Rough sleeping in Britain is forecast to rise by 76% in the next decade unless the government takes urgent action, homelessness charity Crisis has stated.

The charity today published its analysis of homelessness in all its guises in England, Scotland and Wales, prompting housing groups to warn the problem is likely to get worse unless more housing becomes available and there are changes to welfare.

According to Crisis, in 2016:

  • 9,100 people were sleeping rough
  • 68,300 households were sofa surfing
  • 37,200 households were living in hostels
  • 19,300 households were living in unsuitable temporary accommodation
  • 12,100 households living in squats
  • 8,900 households sleeping in tents, cars or on public transport
  • 5,000 households in women’s refuges or winter night shelters.

The report warns that, if current policies continue unchanged, the most acute forms of homelessness are likely to keep rising, with overall numbers estimated to increase by 26.5% and households in unsuitable temporary accommodation set to rise by 93%.
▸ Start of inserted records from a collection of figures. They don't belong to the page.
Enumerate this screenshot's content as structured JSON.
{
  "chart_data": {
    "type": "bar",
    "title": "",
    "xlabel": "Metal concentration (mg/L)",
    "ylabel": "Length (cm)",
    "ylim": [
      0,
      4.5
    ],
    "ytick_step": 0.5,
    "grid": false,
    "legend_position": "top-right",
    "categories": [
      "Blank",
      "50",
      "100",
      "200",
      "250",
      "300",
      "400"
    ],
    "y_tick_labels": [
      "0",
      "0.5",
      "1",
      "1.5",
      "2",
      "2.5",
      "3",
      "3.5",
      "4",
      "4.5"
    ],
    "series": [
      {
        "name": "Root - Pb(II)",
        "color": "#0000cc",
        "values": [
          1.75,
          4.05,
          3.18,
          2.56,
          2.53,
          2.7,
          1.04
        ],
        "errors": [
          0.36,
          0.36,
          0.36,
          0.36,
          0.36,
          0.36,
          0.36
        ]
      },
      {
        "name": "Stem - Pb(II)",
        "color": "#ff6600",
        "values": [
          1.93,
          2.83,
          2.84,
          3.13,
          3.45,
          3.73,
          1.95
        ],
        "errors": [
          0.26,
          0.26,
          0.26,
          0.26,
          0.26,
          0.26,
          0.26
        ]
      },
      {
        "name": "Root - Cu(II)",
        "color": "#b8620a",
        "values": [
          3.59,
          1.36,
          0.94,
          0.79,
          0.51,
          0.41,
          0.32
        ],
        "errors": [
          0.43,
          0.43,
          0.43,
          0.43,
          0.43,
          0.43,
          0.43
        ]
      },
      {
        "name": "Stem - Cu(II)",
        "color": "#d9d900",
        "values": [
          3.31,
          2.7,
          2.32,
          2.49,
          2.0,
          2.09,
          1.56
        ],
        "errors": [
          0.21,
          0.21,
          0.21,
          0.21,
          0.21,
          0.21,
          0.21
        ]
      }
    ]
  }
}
Rough sleeping chart Crisis

Source: Crisis

Jon Sparkes, chief executive of Crisis, said: “Regardless of what happens in people’s lives, whatever difficulties they face or choices they make, no one should ever have to face homelessness. With the right support at the right time, it doesn’t need to be inevitable. There are solutions, and we’re determined to find them and make them a reality.”

Faye Greaves, policy and practice officer at the Chartered Institute of Housing, commented: “Homelessness has been steadily rising in all its forms since 2010, partly because of the pressures on the housing market but also some of the welfare changes that have come into force over the past few years.

“Today’s report is a stark warning of the potential outcome if we don’t start taking action now.”

A spokesman for the Department for Communities and Local Government said the government plans to spend £550m by 2020 on homelessness, £30m of which will go directly to helping rough sleepers through support on mental health, substance abuse and housing.

He added: “We’re implementing the Homelessness Reduction Act, which will require councils to provide early support to people at risk of becoming homeless. There’s more to do and ministers will set out plans shortly.”